William Barr Working With Trump To ‘Game The System’ And ‘Frame Narrative’ On Mueller Report, Democrat Warns


Donald Trump and his Republican allies are claiming that Trump has been “exonerated” by the report submitted by Russia investigation Special Counsel Robert Mueller, as The Inquisitr reported. Media reports have also claimed that Trump was “exonerated,” even though the public summary of Mueller’s report written by Attorney General William Barr clearly states that Mueller “does not exonerate” Trump.

Trump himself is now planning, according to Axios, to demand that media organizations fire their members who made what Trump calls “false accusations” against him — even though the Mueller Report itself remains hidden from the public. Not even the number of pages in the report has been revealed to Congress or the public.

Why has the actual content of the report and even of Barr’s letter been apparently mischaracterized by the media, as New York Magazine documented? One House Democrat, appearing on the MSNBC program Meet the Press Daily, offered a possible answer on Monday afternoon.

Barr and Trump, said Virginia Representative Gerry Connolly, are working together to “frame the narrative” around the Mueller report, by releasing Barr’s interpretation of Muller’s findings while the findings themselves remain locked behind closed doors, without Barr even releasing the report to Congress.

“Somehow collusion is completely exonerated. The report’s pretty dead. We need to move on. Those are all White House talking points,” Connolly told interviewer Chuck Todd, as quoted by The Hill. “And they don’t reflect what I think is probably in the Mueller report.”

“The attorney general, working hand in glove with the White House, is gaming the system to frame the narrative,” Connolly told Todd, as seen in the video above.

In addition to stating that Mueller’s report “does not exonerate” Trump of obstruction of justice accusations, Barr’s summary — which is posted online by the House Judiciary Committee — also says that the 2016 Trump campaign received “multiple offers from Russia-affiliated individuals to assist the Trump campaign.”

But Barr’s summary is silent on how the Trump campaign responded to the offers of help from the “Russia-affiliated individuals.”

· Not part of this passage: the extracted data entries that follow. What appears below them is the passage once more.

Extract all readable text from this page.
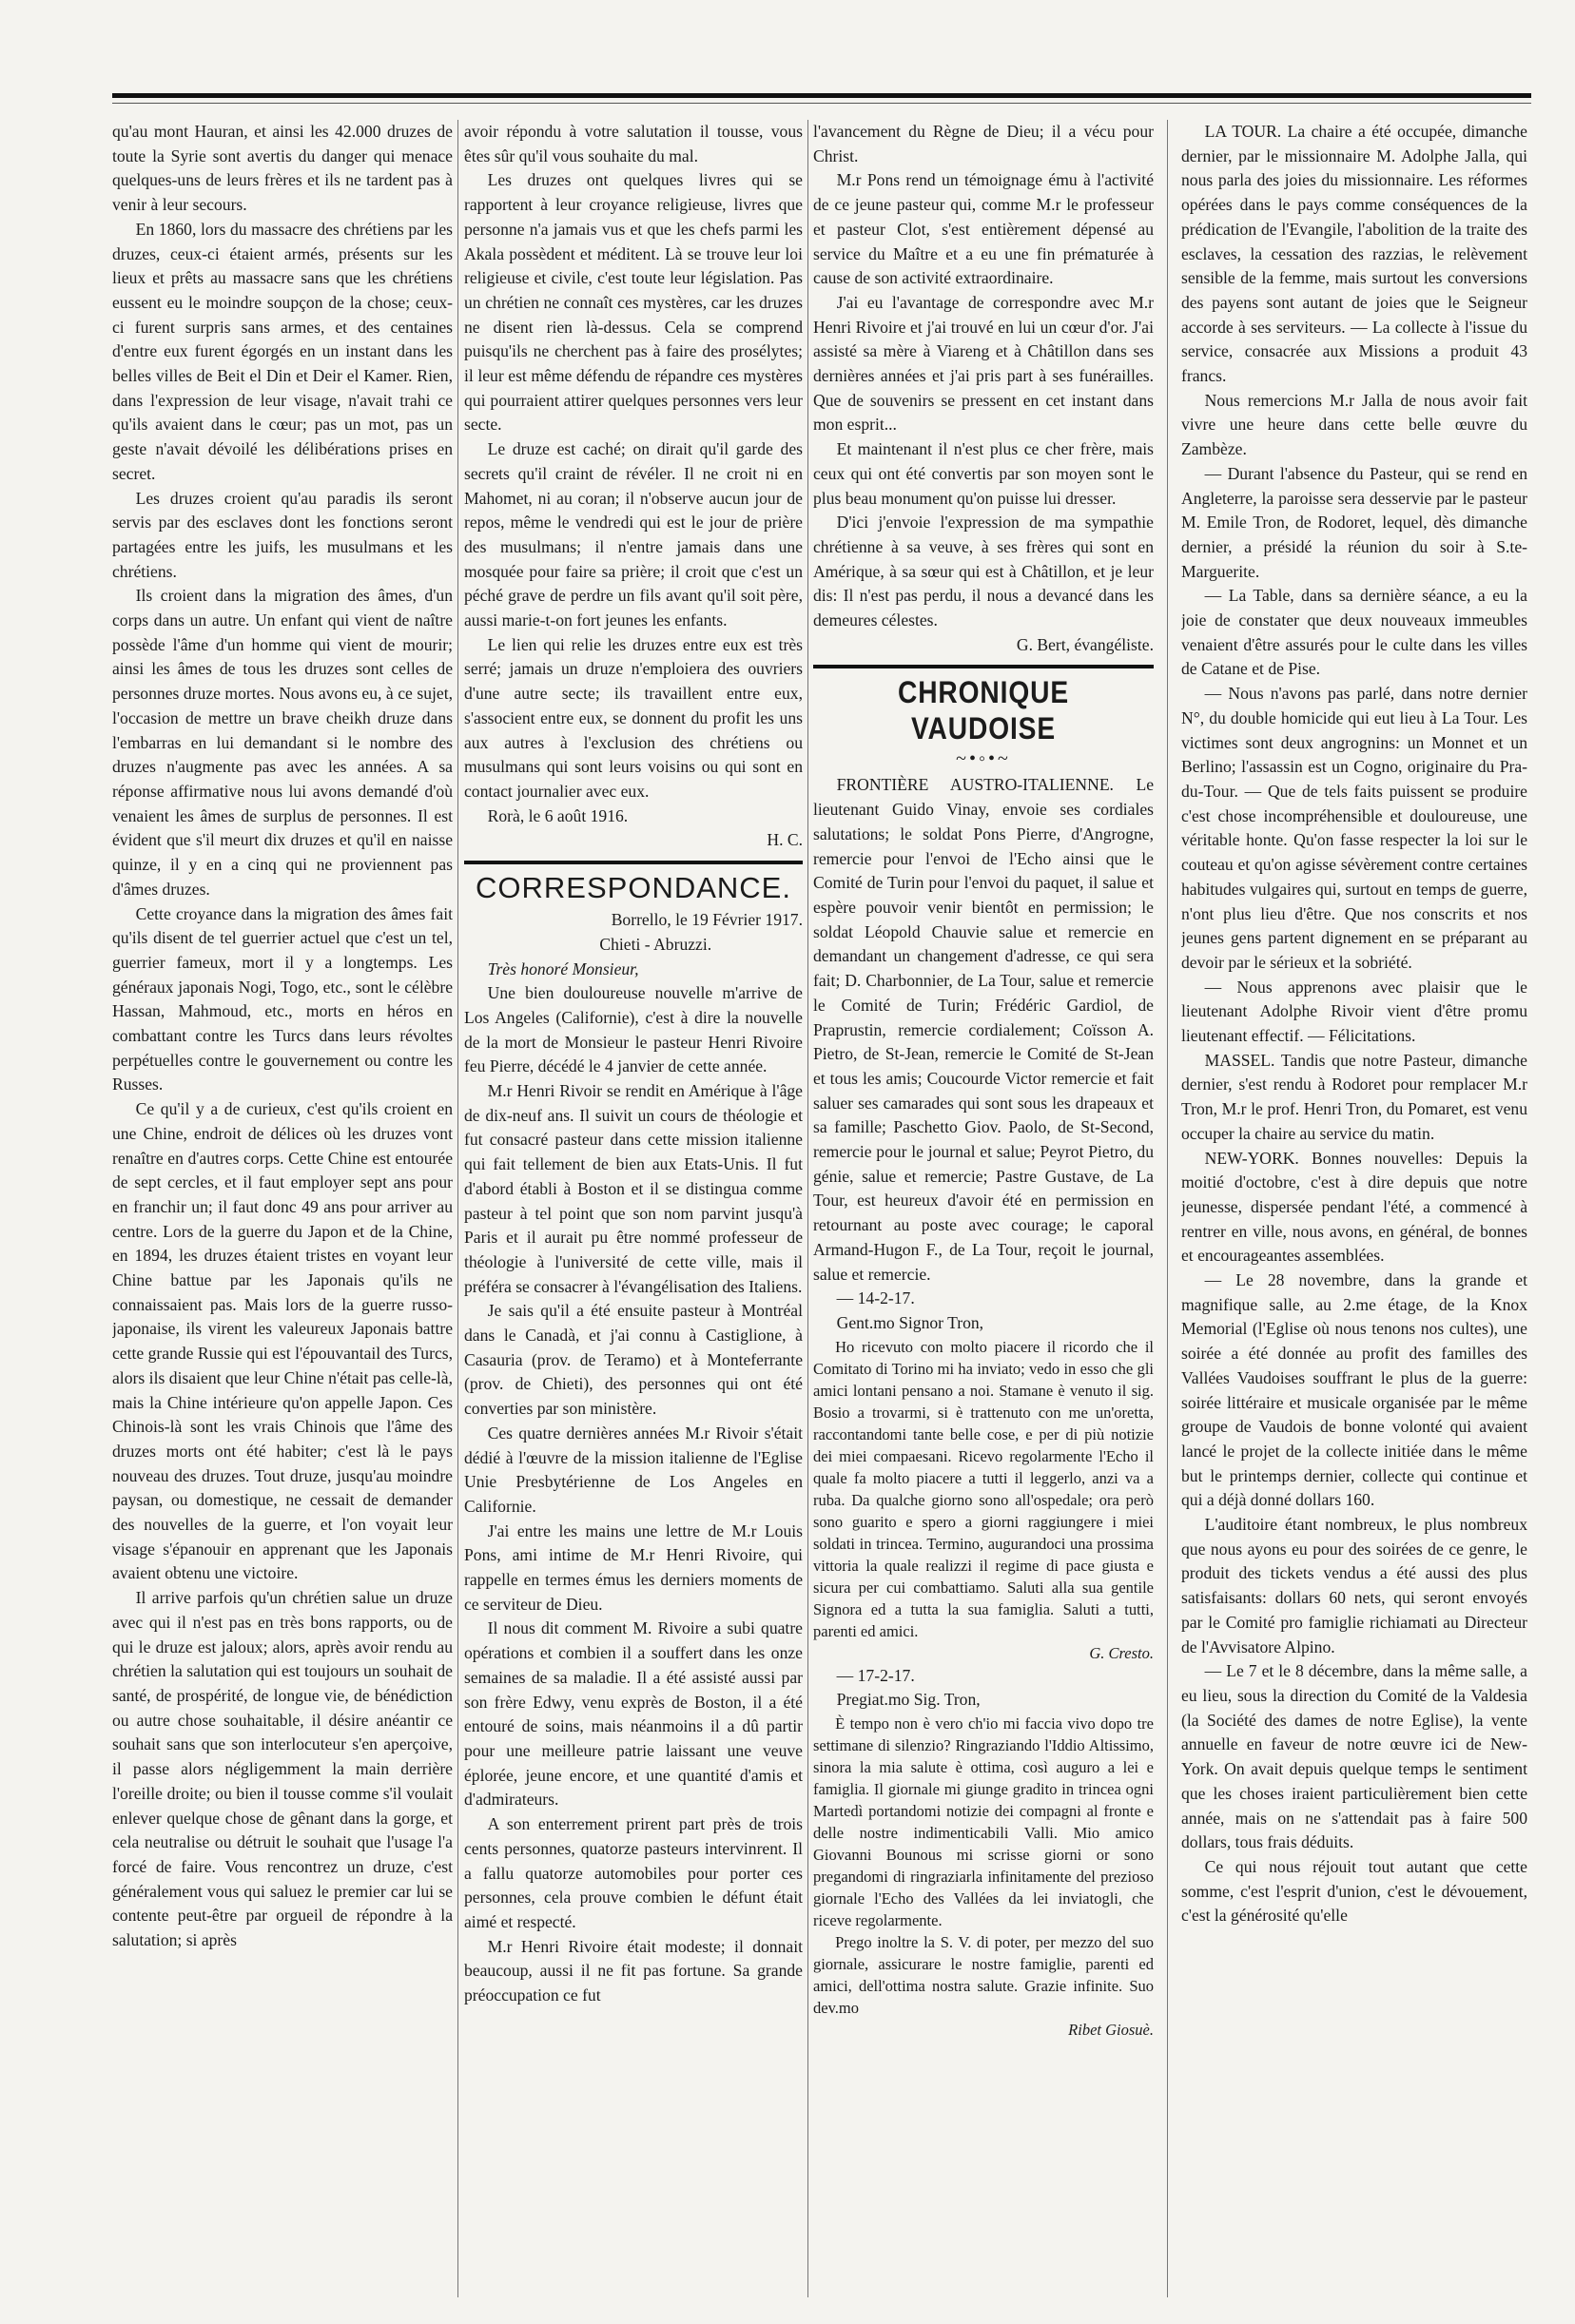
qu'au mont Hauran, et ainsi les 42.000 druzes de toute la Syrie sont avertis du danger qui menace quelques-uns de leurs frères et ils ne tardent pas à venir à leur secours.

En 1860, lors du massacre des chrétiens par les druzes, ceux-ci étaient armés, présents sur les lieux et prêts au massacre sans que les chrétiens eussent eu le moindre soupçon de la chose; ceux-ci furent surpris sans armes, et des centaines d'entre eux furent égorgés en un instant dans les belles villes de Beit el Din et Deir el Kamer. Rien, dans l'expression de leur visage, n'avait trahi ce qu'ils avaient dans le cœur; pas un mot, pas un geste n'avait dévoilé les délibérations prises en secret.

Les druzes croient qu'au paradis ils seront servis par des esclaves dont les fonctions seront partagées entre les juifs, les musulmans et les chrétiens.

Ils croient dans la migration des âmes, d'un corps dans un autre. Un enfant qui vient de naître possède l'âme d'un homme qui vient de mourir; ainsi les âmes de tous les druzes sont celles de personnes druze mortes. Nous avons eu, à ce sujet, l'occasion de mettre un brave cheikh druze dans l'embarras en lui demandant si le nombre des druzes n'augmente pas avec les années. A sa réponse affirmative nous lui avons demandé d'où venaient les âmes de surplus de personnes. Il est évident que s'il meurt dix druzes et qu'il en naisse quinze, il y en a cinq qui ne proviennent pas d'âmes druzes.

Cette croyance dans la migration des âmes fait qu'ils disent de tel guerrier actuel que c'est un tel, guerrier fameux, mort il y a longtemps. Les généraux japonais Nogi, Togo, etc., sont le célèbre Hassan, Mahmoud, etc., morts en héros en combattant contre les Turcs dans leurs révoltes perpétuelles contre le gouvernement ou contre les Russes.

Ce qu'il y a de curieux, c'est qu'ils croient en une Chine, endroit de délices où les druzes vont renaître en d'autres corps. Cette Chine est entourée de sept cercles, et il faut employer sept ans pour en franchir un; il faut donc 49 ans pour arriver au centre. Lors de la guerre du Japon et de la Chine, en 1894, les druzes étaient tristes en voyant leur Chine battue par les Japonais qu'ils ne connaissaient pas. Mais lors de la guerre russo-japonaise, ils virent les valeureux Japonais battre cette grande Russie qui est l'épouvantail des Turcs, alors ils disaient que leur Chine n'était pas celle-là, mais la Chine intérieure qu'on appelle Japon. Ces Chinois-là sont les vrais Chinois que l'âme des druzes morts ont été habiter; c'est là le pays nouveau des druzes. Tout druze, jusqu'au moindre paysan, ou domestique, ne cessait de demander des nouvelles de la guerre, et l'on voyait leur visage s'épanouir en apprenant que les Japonais avaient obtenu une victoire.

Il arrive parfois qu'un chrétien salue un druze avec qui il n'est pas en très bons rapports, ou de qui le druze est jaloux; alors, après avoir rendu au chrétien la salutation qui est toujours un souhait de santé, de prospérité, de longue vie, de bénédiction ou autre chose souhaitable, il désire anéantir ce souhait sans que son interlocuteur s'en aperçoive, il passe alors négligemment la main derrière l'oreille droite; ou bien il tousse comme s'il voulait enlever quelque chose de gênant dans la gorge, et cela neutralise ou détruit le souhait que l'usage l'a forcé de faire. Vous rencontrez un druze, c'est généralement vous qui saluez le premier car lui se contente peut-être par orgueil de répondre à la salutation; si après

avoir répondu à votre salutation il tousse, vous êtes sûr qu'il vous souhaite du mal.

Les druzes ont quelques livres qui se rapportent à leur croyance religieuse, livres que personne n'a jamais vus et que les chefs parmi les Akala possèdent et méditent. Là se trouve leur loi religieuse et civile, c'est toute leur législation. Pas un chrétien ne connaît ces mystères, car les druzes ne disent rien là-dessus. Cela se comprend puisqu'ils ne cherchent pas à faire des prosélytes; il leur est même défendu de répandre ces mystères qui pourraient attirer quelques personnes vers leur secte.

Le druze est caché; on dirait qu'il garde des secrets qu'il craint de révéler. Il ne croit ni en Mahomet, ni au coran; il n'observe aucun jour de repos, même le vendredi qui est le jour de prière des musulmans; il n'entre jamais dans une mosquée pour faire sa prière; il croit que c'est un péché grave de perdre un fils avant qu'il soit père, aussi marie-t-on fort jeunes les enfants.

Le lien qui relie les druzes entre eux est très serré; jamais un druze n'emploiera des ouvriers d'une autre secte; ils travaillent entre eux, s'associent entre eux, se donnent du profit les uns aux autres à l'exclusion des chrétiens ou musulmans qui sont leurs voisins ou qui sont en contact journalier avec eux.

Rorà, le 6 août 1916.

H. C.

CORRESPONDANCE.

Borrello, le 19 Février 1917.

Chieti - Abruzzi.

Très honoré Monsieur,

Une bien douloureuse nouvelle m'arrive de Los Angeles (Californie), c'est à dire la nouvelle de la mort de Monsieur le pasteur Henri Rivoire feu Pierre, décédé le 4 janvier de cette année.

M.r Henri Rivoir se rendit en Amérique à l'âge de dix-neuf ans. Il suivit un cours de théologie et fut consacré pasteur dans cette mission italienne qui fait tellement de bien aux Etats-Unis. Il fut d'abord établi à Boston et il se distingua comme pasteur à tel point que son nom parvint jusqu'à Paris et il aurait pu être nommé professeur de théologie à l'université de cette ville, mais il préféra se consacrer à l'évangélisation des Italiens.

Je sais qu'il a été ensuite pasteur à Montréal dans le Canadà, et j'ai connu à Castiglione, à Casauria (prov. de Teramo) et à Monteferrante (prov. de Chieti), des personnes qui ont été converties par son ministère.

Ces quatre dernières années M.r Rivoir s'était dédié à l'œuvre de la mission italienne de l'Eglise Unie Presbytérienne de Los Angeles en Californie.

J'ai entre les mains une lettre de M.r Louis Pons, ami intime de M.r Henri Rivoire, qui rappelle en termes émus les derniers moments de ce serviteur de Dieu.

Il nous dit comment M. Rivoire a subi quatre opérations et combien il a souffert dans les onze semaines de sa maladie. Il a été assisté aussi par son frère Edwy, venu exprès de Boston, il a été entouré de soins, mais néanmoins il a dû partir pour une meilleure patrie laissant une veuve éplorée, jeune encore, et une quantité d'amis et d'admirateurs.

A son enterrement prirent part près de trois cents personnes, quatorze pasteurs intervinrent. Il a fallu quatorze automobiles pour porter ces personnes, cela prouve combien le défunt était aimé et respecté.

M.r Henri Rivoire était modeste; il donnait beaucoup, aussi il ne fit pas fortune. Sa grande préoccupation ce fut

l'avancement du Règne de Dieu; il a vécu pour Christ.

M.r Pons rend un témoignage ému à l'activité de ce jeune pasteur qui, comme M.r le professeur et pasteur Clot, s'est entièrement dépensé au service du Maître et a eu une fin prématurée à cause de son activité extraordinaire.

J'ai eu l'avantage de correspondre avec M.r Henri Rivoire et j'ai trouvé en lui un cœur d'or. J'ai assisté sa mère à Viareng et à Châtillon dans ses dernières années et j'ai pris part à ses funérailles. Que de souvenirs se pressent en cet instant dans mon esprit...

Et maintenant il n'est plus ce cher frère, mais ceux qui ont été convertis par son moyen sont le plus beau monument qu'on puisse lui dresser.

D'ici j'envoie l'expression de ma sympathie chrétienne à sa veuve, à ses frères qui sont en Amérique, à sa sœur qui est à Châtillon, et je leur dis: Il n'est pas perdu, il nous a devancé dans les demeures célestes.

G. Bert, évangéliste.

CHRONIQUE VAUDOISE
~•◦•~

FRONTIÈRE AUSTRO-ITALIENNE. Le lieutenant Guido Vinay, envoie ses cordiales salutations; le soldat Pons Pierre, d'Angrogne, remercie pour l'envoi de l'Echo ainsi que le Comité de Turin pour l'envoi du paquet, il salue et espère pouvoir venir bientôt en permission; le soldat Léopold Chauvie salue et remercie en demandant un changement d'adresse, ce qui sera fait; D. Charbonnier, de La Tour, salue et remercie le Comité de Turin; Frédéric Gardiol, de Praprustin, remercie cordialement; Coïsson A. Pietro, de St-Jean, remercie le Comité de St-Jean et tous les amis; Coucourde Victor remercie et fait saluer ses camarades qui sont sous les drapeaux et sa famille; Paschetto Giov. Paolo, de St-Second, remercie pour le journal et salue; Peyrot Pietro, du génie, salue et remercie; Pastre Gustave, de La Tour, est heureux d'avoir été en permission en retournant au poste avec courage; le caporal Armand-Hugon F., de La Tour, reçoit le journal, salue et remercie.

— 14-2-17.

Gent.mo Signor Tron,

Ho ricevuto con molto piacere il ricordo che il Comitato di Torino mi ha inviato; vedo in esso che gli amici lontani pensano a noi. Stamane è venuto il sig. Bosio a trovarmi, si è trattenuto con me un'oretta, raccontandomi tante belle cose, e per di più notizie dei miei compaesani. Ricevo regolarmente l'Echo il quale fa molto piacere a tutti il leggerlo, anzi va a ruba. Da qualche giorno sono all'ospedale; ora però sono guarito e spero a giorni raggiungere i miei soldati in trincea. Termino, augurandoci una prossima vittoria la quale realizzi il regime di pace giusta e sicura per cui combattiamo. Saluti alla sua gentile Signora ed a tutta la sua famiglia. Saluti a tutti, parenti ed amici.

G. Cresto.

— 17-2-17.

Pregiat.mo Sig. Tron,

È tempo non è vero ch'io mi faccia vivo dopo tre settimane di silenzio? Ringraziando l'Iddio Altissimo, sinora la mia salute è ottima, così auguro a lei e famiglia. Il giornale mi giunge gradito in trincea ogni Martedì portandomi notizie dei compagni al fronte e delle nostre indimenticabili Valli. Mio amico Giovanni Bounous mi scrisse giorni or sono pregandomi di ringraziarla infinitamente del prezioso giornale l'Echo des Vallées da lei inviatogli, che riceve regolarmente.

Prego inoltre la S. V. di poter, per mezzo del suo giornale, assicurare le nostre famiglie, parenti ed amici, dell'ottima nostra salute. Grazie infinite. Suo dev.mo

Ribet Giosuè.

LA TOUR. La chaire a été occupée, dimanche dernier, par le missionnaire M. Adolphe Jalla, qui nous parla des joies du missionnaire. Les réformes opérées dans le pays comme conséquences de la prédication de l'Evangile, l'abolition de la traite des esclaves, la cessation des razzias, le relèvement sensible de la femme, mais surtout les conversions des payens sont autant de joies que le Seigneur accorde à ses serviteurs. — La collecte à l'issue du service, consacrée aux Missions a produit 43 francs.

Nous remercions M.r Jalla de nous avoir fait vivre une heure dans cette belle œuvre du Zambèze.

— Durant l'absence du Pasteur, qui se rend en Angleterre, la paroisse sera desservie par le pasteur M. Emile Tron, de Rodoret, lequel, dès dimanche dernier, a présidé la réunion du soir à S.te-Marguerite.

— La Table, dans sa dernière séance, a eu la joie de constater que deux nouveaux immeubles venaient d'être assurés pour le culte dans les villes de Catane et de Pise.

— Nous n'avons pas parlé, dans notre dernier N°, du double homicide qui eut lieu à La Tour. Les victimes sont deux angrognins: un Monnet et un Berlino; l'assassin est un Cogno, originaire du Pra-du-Tour. — Que de tels faits puissent se produire c'est chose incompréhensible et douloureuse, une véritable honte. Qu'on fasse respecter la loi sur le couteau et qu'on agisse sévèrement contre certaines habitudes vulgaires qui, surtout en temps de guerre, n'ont plus lieu d'être. Que nos conscrits et nos jeunes gens partent dignement en se préparant au devoir par le sérieux et la sobriété.

— Nous apprenons avec plaisir que le lieutenant Adolphe Rivoir vient d'être promu lieutenant effectif. — Félicitations.

MASSEL. Tandis que notre Pasteur, dimanche dernier, s'est rendu à Rodoret pour remplacer M.r Tron, M.r le prof. Henri Tron, du Pomaret, est venu occuper la chaire au service du matin.

NEW-YORK. Bonnes nouvelles: Depuis la moitié d'octobre, c'est à dire depuis que notre jeunesse, dispersée pendant l'été, a commencé à rentrer en ville, nous avons, en général, de bonnes et encourageantes assemblées.

— Le 28 novembre, dans la grande et magnifique salle, au 2.me étage, de la Knox Memorial (l'Eglise où nous tenons nos cultes), une soirée a été donnée au profit des familles des Vallées Vaudoises souffrant le plus de la guerre: soirée littéraire et musicale organisée par le même groupe de Vaudois de bonne volonté qui avaient lancé le projet de la collecte initiée dans le même but le printemps dernier, collecte qui continue et qui a déjà donné dollars 160.

L'auditoire étant nombreux, le plus nombreux que nous ayons eu pour des soirées de ce genre, le produit des tickets vendus a été aussi des plus satisfaisants: dollars 60 nets, qui seront envoyés par le Comité pro famiglie richiamati au Directeur de l'Avvisatore Alpino.

— Le 7 et le 8 décembre, dans la même salle, a eu lieu, sous la direction du Comité de la Valdesia (la Société des dames de notre Eglise), la vente annuelle en faveur de notre œuvre ici de New-York. On avait depuis quelque temps le sentiment que les choses iraient particulièrement bien cette année, mais on ne s'attendait pas à faire 500 dollars, tous frais déduits.

Ce qui nous réjouit tout autant que cette somme, c'est l'esprit d'union, c'est le dévouement, c'est la générosité qu'elle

U.S. Attorney General William Barr is ‘gaming the system’ with regards to the Mueller report, a House Democrat says.

The Trump campaign’s response to at least one such offer is publicly known, however. In June of 2016 when Trump’s son, Donald Trump Jr., received an email from a Russia-linked associate offering supposed information that would “incriminate” Democratic nominee Hillary Clinton, according to CNN, Trump Jr. emailed back, saying, “I love it.”

Trump Jr., Trump’s son-in-law and top adviser Jared Kushner, and Campaign Chair Paul Manafort then met with a group of Russians in Trump Tower, to receive the information, which they claim was never delivered. But according to University of California-Irvine law professor Richard L. Hasen, writing in Slate, the meeting itself was a crime that could have been charged by Mueller but for reasons that Barr did not explain, was not.

“Federal law makes it a potential crime for any person to ‘solicit’ (that is, expressly or impliedly ask for) the contribution of ‘anything of value’ from a foreign citizen,” Hasen wrote.

“Despite this seemingly strong case, Mueller never indicted Trump Jr. or anyone else for federal campaign finance violations.”